大学一年の時の、俺のクラスの担任だった唐木幸比古教授。

教授を見てたら答えがわかった。

 

唐木教授

 

唐木教授は、スーパーコンピューターの創設に携わった人で、

このままいけばノーベル賞の候補になるってくらい、実績のある人だった。

 

大学入学後の履修届けの日、俺は大遅刻をしてしまって、

教室に入ったときには、他の学生の自己紹介や挨拶はすでに終わっていた。

だけど唐木教授は、遅刻した俺に注意することもなく、

「君も自己紹介と挨拶をしてください」と言った。

俺が「こんな大学で学ぶことはない」って豪語したら、周りはドン引きしてたな。

だけど教授は、「君、おもしろいねえ」と言ってくれたんだ。

 

それから俺は、教授にずいぶんかわいがってもらった。

ゼミ生でもないのに、教授室に遊びに行ったり、

ラーメン屋に連れて行ってもらって、奢ってもらうこともしょっちゅうだった。

 

教授からは、いろんな話を聞いた。

その発想っていうのが、またすごくてさ、

凡人にはないアイデアがぼんぼん出てくるんだよ。

「唐木先生、それはお金になりますねえ」って俺が言うと、教授もうれしそうに

「いつかこれで特許をとろう。

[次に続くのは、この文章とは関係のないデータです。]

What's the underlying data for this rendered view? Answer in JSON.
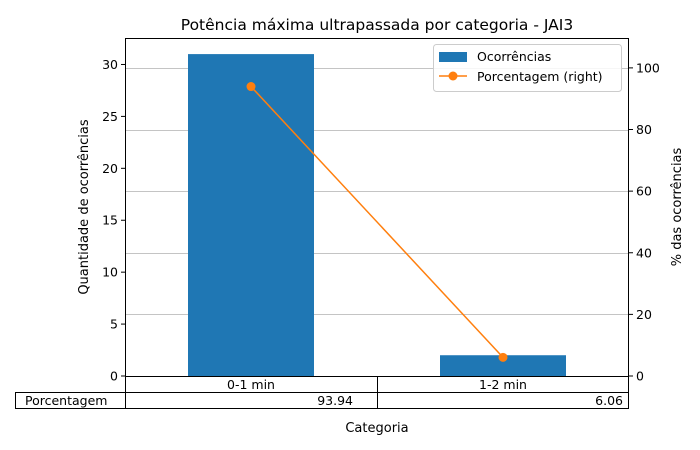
{
  "chart_data": {
    "type": "bar",
    "title": "Potência máxima ultrapassada por categoria - JAI3",
    "xlabel": "Categoria",
    "ylabel_left": "Quantidade de ocorrências",
    "ylabel_right": "% das ocorrências",
    "categories": [
      "0-1 min",
      "1-2 min"
    ],
    "ylim_left": [
      0,
      32.55
    ],
    "yticks_left": [
      0,
      5,
      10,
      15,
      20,
      25,
      30
    ],
    "ylim_right": [
      0,
      109.7
    ],
    "yticks_right": [
      0,
      20,
      40,
      60,
      80,
      100
    ],
    "grid": "horizontal (right axis)",
    "legend_position": "top-right",
    "series": [
      {
        "name": "Ocorrências",
        "kind": "bar",
        "axis": "left",
        "color": "#1f77b4",
        "values": [
          31,
          2
        ]
      },
      {
        "name": "Porcentagem (right)",
        "kind": "line",
        "axis": "right",
        "color": "#ff7f0e",
        "marker": "circle",
        "values": [
          93.94,
          6.06
        ]
      }
    ],
    "table": {
      "row_label": "Porcentagem",
      "values": [
        "93.94",
        "6.06"
      ]
    }
  }
}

そんときは君が社長をやればいいよ」なんて言ってくれた。

 

俺は教授のいろんなアイデアを聞くのが、楽しくてしかたなかった。

教授みたいな人を、本当の「天才」「頭がいい人」って言うんだなって思った。

 

だいたい教授は、超一流大学から山ほどスカウトがあったのに、

あえて専修大学で教鞭をとっていた。

そういうところが、ほんとに頭がいいっていうか、オシャレだろ?

 

唐木教授は、俺が大学をやめて7年後、突然亡くなってしまった。

あんなにすばらしい才能が消えてしまって、

天は無情だなと、俺は思ったよ。

 

それから警備業時代、仕事中に交通事故の被害に遭ったときのことだ。

そのときにお世話になったのが、弁護士の西幹先生。

西幹先生は俺の事故の、加害者側の弁護をしていた。

つまりは俺の敵側の先生だったはずなのに、なぜか俺を気に入ってくれて。

 

俺はそれから十年間、月に一回は西幹先生の事務所に遊びに行き、勉強をさせてもらった。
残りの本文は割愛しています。